Ethereum remains relatively slow at processing transactions. We’ve mentioned this before, and it remains an issue. In fact, it’s even addressed in Ethereums’ white paper:

“One common concern about Ethereum is the issue of scalability. Like Bitcoin, Ethereum suffers from the flaw that every transaction needs to be processed by every node in the network. With Bitcoin, the size of the current blockchain rests at about 15 GB, growing by about 1 MB per hour. If the Bitcoin network were to process Visa’s 2000 transactions per second, it would grow by 1 MB per three seconds (1 GB per hour, 8 TB per year). Ethereum is likely to suffer a similar growth pattern, worsened by the fact that there will be many applications on top of the Ethereum blockchain instead of just a currency as is the case with Bitcoin, but ameliorated by the fact that Ethereum full nodes need to store just the state instead of the entire blockchain history.”

The problem itself is simple and, as the white paper alludes, it’s a blockchain issue, not merely an Ethereum one: Decentralization makes scalability a challenge. Each smart contract and transaction executed on the network must be processed across all the nodes. As if anyone needed a reminder, the Cryptokitties slowdown certainly highlighted the scalability issues.
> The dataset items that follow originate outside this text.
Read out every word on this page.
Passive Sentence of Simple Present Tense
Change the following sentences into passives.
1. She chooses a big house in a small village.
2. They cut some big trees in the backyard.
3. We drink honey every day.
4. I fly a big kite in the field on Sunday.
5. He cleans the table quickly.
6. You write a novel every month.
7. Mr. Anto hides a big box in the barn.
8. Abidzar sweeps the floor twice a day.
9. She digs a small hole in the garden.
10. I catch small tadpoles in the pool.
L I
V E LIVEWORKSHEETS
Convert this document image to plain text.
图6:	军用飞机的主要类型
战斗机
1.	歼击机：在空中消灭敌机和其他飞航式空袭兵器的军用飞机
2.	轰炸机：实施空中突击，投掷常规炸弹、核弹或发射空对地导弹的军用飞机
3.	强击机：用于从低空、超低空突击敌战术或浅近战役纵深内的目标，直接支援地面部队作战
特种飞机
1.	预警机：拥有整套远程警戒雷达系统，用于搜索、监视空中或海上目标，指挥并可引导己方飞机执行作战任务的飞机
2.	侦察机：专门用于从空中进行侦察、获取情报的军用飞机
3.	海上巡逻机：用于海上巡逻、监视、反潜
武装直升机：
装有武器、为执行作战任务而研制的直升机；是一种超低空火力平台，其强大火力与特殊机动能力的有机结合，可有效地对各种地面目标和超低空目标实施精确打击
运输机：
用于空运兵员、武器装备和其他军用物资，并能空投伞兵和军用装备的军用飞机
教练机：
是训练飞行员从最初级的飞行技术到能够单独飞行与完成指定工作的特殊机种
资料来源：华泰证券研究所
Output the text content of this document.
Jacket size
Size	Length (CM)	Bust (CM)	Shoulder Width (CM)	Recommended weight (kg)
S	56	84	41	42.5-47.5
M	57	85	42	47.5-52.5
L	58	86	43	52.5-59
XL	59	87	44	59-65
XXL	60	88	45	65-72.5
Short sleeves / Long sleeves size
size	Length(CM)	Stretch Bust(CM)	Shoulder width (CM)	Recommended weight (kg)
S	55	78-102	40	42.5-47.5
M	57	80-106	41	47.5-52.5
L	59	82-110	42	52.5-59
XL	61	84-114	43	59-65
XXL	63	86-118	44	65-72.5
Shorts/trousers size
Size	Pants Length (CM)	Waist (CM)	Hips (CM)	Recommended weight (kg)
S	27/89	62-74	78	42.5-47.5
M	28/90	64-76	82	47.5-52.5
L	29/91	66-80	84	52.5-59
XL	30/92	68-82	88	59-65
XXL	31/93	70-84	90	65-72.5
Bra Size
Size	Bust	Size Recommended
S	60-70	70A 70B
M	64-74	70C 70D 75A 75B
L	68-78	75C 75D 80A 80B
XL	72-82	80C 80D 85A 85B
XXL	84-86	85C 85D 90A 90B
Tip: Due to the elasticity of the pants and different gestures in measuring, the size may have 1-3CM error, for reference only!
Developers, of course, are working to address this. In fact, in a Jan. 2, 2018, blog post, Ethereum founder Vitalik Buterin explained that it's become even more critical to speed transaction times. “With the Ethereum blockchain reaching 1 million transactions per day, and both Ethereum and other blockchain projects frequently reaching their full transaction capacity, the need for scaling progress is becoming more and more clear and urgent.”

He announced that the Ethereum Foundation is redoubling its efforts and plans to collaborate with independent developers to improve Ethereums’ scalability.

Speed and scalability aren’t the only issues. Remember, Ethereum smart contracts are still very young — and they are not yet legally binding.

Nigel Montgomery, research director at Gartner, is optimistic about Ethereum, but for now, he has a rather dire warning for business: “Today the technology is immature and mercurial, and once live, the outcome is irrevocable. Smart contracts are something CIOs should invoke at their peril.”

We don’t completely agree: It all depends on the use case. The challenge is knowing when it makes sense for your business and when it doesn’t. That same theory applies to selecting a blockchain platform. Ethereum may be a perfect fit for your organization, but perhaps Fabric is. Or maybe something else.